Without a doubt, speech that seeks to incite violence or threatens physical harm is beyond the pale of free speech. Free speech is about dialogue and allowing diversity; as such, it is the antithesis of violence.
Today, approximately 8 per cent of the world’s population live in countries with full freedom of speech, whereas over two-thirds (67 per cent) live in countries with no respect for freedom of speech. It is a rare society which allows the poor, uneducated, and uncouth to speak as fearlessly as the wealthy, educated, and refined.
By and large, New Zealand has been one of those societies, and the marginalised have benefited from this freedom. But we would be foolish to think that this is an unavoidable cultural value for Kiwis.

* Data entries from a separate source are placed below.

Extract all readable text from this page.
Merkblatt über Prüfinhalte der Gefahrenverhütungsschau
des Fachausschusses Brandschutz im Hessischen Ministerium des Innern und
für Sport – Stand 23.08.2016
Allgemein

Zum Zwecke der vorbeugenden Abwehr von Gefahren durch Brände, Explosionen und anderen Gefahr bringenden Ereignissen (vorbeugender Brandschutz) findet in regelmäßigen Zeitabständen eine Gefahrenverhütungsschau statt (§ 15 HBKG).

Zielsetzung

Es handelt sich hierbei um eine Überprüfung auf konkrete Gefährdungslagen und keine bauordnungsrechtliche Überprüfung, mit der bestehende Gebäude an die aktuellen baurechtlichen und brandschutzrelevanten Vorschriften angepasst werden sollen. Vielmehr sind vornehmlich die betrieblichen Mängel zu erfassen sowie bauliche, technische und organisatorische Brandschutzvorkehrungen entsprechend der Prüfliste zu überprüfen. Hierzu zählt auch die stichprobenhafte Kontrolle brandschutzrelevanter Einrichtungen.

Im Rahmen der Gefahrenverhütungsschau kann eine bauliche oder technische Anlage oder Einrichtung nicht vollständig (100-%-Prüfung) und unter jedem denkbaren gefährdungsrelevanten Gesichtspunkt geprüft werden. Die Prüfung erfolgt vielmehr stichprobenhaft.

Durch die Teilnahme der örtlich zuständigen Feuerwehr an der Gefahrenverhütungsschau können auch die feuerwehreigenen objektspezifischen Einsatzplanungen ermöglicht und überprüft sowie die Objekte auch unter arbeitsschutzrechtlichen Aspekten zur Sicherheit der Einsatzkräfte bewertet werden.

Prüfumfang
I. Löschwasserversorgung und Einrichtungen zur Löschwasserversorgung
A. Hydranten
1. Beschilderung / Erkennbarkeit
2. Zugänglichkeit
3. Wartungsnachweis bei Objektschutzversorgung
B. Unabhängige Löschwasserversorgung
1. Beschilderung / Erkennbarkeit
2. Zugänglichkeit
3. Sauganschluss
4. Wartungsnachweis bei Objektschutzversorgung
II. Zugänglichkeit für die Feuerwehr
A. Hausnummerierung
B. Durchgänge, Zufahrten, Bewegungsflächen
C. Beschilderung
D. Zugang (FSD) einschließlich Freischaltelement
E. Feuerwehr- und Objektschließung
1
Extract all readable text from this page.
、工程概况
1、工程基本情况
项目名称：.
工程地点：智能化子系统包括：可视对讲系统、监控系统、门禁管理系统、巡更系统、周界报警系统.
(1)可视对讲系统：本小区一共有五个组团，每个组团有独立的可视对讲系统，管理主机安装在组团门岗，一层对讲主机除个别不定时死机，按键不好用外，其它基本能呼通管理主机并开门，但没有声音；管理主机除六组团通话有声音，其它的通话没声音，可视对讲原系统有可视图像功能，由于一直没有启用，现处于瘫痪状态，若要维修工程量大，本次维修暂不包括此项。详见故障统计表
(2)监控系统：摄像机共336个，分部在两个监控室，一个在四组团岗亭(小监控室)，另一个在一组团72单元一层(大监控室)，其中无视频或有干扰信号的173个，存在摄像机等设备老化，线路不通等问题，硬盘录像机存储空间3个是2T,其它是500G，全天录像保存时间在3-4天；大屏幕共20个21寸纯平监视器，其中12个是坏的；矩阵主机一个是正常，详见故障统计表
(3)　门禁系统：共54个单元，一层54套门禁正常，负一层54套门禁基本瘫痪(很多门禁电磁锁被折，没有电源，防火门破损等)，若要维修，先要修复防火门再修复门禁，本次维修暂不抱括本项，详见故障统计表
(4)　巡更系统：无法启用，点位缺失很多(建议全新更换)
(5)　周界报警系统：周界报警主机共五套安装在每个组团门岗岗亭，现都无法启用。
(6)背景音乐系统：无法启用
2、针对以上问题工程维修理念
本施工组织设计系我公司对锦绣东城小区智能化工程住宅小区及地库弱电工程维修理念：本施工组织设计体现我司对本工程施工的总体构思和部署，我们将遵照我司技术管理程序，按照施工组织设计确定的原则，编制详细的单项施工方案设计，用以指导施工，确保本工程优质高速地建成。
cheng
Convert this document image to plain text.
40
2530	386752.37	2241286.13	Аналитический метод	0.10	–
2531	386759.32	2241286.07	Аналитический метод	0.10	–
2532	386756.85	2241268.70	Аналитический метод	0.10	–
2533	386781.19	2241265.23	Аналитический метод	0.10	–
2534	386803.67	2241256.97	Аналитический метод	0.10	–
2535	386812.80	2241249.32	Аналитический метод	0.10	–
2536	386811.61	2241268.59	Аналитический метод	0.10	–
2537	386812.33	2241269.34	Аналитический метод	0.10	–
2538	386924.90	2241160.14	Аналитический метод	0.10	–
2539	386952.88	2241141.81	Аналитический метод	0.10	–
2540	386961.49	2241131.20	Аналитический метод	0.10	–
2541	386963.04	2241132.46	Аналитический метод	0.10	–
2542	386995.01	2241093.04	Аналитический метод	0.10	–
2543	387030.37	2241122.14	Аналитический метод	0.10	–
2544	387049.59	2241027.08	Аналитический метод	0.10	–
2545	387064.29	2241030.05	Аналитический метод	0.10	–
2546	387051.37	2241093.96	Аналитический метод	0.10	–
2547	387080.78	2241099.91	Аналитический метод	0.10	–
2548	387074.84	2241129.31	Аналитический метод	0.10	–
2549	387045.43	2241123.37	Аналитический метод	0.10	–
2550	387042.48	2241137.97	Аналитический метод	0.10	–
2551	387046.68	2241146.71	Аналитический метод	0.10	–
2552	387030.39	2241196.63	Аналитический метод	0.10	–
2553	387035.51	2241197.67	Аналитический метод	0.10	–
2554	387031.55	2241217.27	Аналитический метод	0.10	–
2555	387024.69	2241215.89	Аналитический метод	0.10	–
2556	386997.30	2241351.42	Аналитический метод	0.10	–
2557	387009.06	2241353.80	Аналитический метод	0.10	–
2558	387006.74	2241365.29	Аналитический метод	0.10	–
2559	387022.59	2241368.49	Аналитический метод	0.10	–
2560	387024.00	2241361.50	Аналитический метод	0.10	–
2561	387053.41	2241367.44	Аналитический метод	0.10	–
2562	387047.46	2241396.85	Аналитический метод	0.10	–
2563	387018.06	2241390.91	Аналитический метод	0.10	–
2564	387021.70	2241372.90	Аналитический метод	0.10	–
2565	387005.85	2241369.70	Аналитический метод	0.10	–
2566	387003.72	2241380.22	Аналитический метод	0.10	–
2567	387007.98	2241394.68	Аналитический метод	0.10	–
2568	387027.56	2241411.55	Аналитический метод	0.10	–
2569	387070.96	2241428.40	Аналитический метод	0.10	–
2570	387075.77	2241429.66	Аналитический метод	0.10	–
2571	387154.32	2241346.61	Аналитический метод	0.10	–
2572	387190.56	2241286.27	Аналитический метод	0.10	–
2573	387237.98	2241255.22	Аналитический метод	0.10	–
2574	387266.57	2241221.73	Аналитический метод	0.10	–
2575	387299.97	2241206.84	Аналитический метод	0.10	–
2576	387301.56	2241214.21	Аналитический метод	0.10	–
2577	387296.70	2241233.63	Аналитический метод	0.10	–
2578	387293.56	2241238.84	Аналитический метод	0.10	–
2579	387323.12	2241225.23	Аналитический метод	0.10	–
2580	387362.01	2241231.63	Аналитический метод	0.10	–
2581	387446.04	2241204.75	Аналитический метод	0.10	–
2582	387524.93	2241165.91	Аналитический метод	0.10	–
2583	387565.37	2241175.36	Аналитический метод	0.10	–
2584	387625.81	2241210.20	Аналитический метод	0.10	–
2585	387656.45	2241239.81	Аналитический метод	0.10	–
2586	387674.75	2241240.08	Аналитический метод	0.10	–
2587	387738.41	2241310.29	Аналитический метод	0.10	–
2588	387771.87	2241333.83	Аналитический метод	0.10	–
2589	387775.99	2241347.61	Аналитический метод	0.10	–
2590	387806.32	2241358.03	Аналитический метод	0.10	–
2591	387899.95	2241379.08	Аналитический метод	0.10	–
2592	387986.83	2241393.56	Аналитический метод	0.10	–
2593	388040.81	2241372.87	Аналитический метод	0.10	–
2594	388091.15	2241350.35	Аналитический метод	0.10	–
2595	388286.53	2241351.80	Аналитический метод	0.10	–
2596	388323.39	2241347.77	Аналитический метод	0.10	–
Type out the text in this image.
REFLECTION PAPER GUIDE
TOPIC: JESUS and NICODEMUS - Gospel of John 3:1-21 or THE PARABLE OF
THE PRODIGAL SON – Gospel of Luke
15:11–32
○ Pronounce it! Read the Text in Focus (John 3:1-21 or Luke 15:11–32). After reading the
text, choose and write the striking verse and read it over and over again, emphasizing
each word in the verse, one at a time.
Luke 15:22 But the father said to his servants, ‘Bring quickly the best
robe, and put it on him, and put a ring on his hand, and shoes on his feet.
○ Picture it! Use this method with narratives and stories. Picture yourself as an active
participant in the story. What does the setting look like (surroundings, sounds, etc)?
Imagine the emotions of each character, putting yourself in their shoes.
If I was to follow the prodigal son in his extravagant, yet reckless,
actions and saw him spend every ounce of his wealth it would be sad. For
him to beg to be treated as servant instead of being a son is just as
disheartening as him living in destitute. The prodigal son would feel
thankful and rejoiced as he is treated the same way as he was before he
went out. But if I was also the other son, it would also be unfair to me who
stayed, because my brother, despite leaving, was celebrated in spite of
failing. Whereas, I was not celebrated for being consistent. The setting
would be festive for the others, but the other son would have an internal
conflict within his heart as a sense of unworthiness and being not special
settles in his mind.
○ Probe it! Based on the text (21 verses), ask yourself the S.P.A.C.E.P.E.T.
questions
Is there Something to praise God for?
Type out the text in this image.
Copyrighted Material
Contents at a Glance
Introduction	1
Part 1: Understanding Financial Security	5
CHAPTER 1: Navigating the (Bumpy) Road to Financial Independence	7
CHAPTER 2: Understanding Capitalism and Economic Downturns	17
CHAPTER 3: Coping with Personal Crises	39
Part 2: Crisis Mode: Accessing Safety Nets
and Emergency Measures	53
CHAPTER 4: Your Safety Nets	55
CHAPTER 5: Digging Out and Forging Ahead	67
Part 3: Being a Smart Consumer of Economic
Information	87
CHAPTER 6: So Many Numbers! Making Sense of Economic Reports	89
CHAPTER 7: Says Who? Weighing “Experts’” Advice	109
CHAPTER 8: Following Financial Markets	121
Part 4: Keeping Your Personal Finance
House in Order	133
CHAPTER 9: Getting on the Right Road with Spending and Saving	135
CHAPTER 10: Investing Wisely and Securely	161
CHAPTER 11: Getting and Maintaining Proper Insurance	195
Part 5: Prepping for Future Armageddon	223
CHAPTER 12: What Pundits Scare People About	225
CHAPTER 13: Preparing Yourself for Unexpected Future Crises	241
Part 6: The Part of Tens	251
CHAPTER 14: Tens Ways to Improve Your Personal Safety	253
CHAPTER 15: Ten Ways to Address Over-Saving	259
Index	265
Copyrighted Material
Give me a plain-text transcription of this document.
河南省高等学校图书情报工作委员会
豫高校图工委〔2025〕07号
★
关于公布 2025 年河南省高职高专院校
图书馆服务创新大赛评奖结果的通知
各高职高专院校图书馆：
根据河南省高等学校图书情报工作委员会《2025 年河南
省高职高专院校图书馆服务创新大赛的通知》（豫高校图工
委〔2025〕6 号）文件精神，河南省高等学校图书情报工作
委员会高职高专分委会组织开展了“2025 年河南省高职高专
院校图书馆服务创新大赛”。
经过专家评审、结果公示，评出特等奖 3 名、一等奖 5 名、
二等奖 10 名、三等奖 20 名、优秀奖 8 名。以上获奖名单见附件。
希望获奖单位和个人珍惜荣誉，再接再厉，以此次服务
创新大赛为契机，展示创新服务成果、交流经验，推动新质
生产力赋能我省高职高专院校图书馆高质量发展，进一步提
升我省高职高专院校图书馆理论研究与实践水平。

Like all freedoms, it is one that must be protected and maintained. And it is the poor and powerless who will suffer most if we fail. Good intentions may lead us to silence nasty voices that afflict the vulnerable, but in doing so we set a precedent that speech is not free- which means only those who can afford to pay may possess it.
Rather than enabling structural oppression, free speech has, time and time again, been the primary weapon used by the marginalised and disadvantaged to undermine the rich, powerful, and privileged. For this reason, creating a culture in the name of the marginalised that is suspicious of free speech and which chips away at its legal standing does a great disservice to the very communities we may be seeking to help.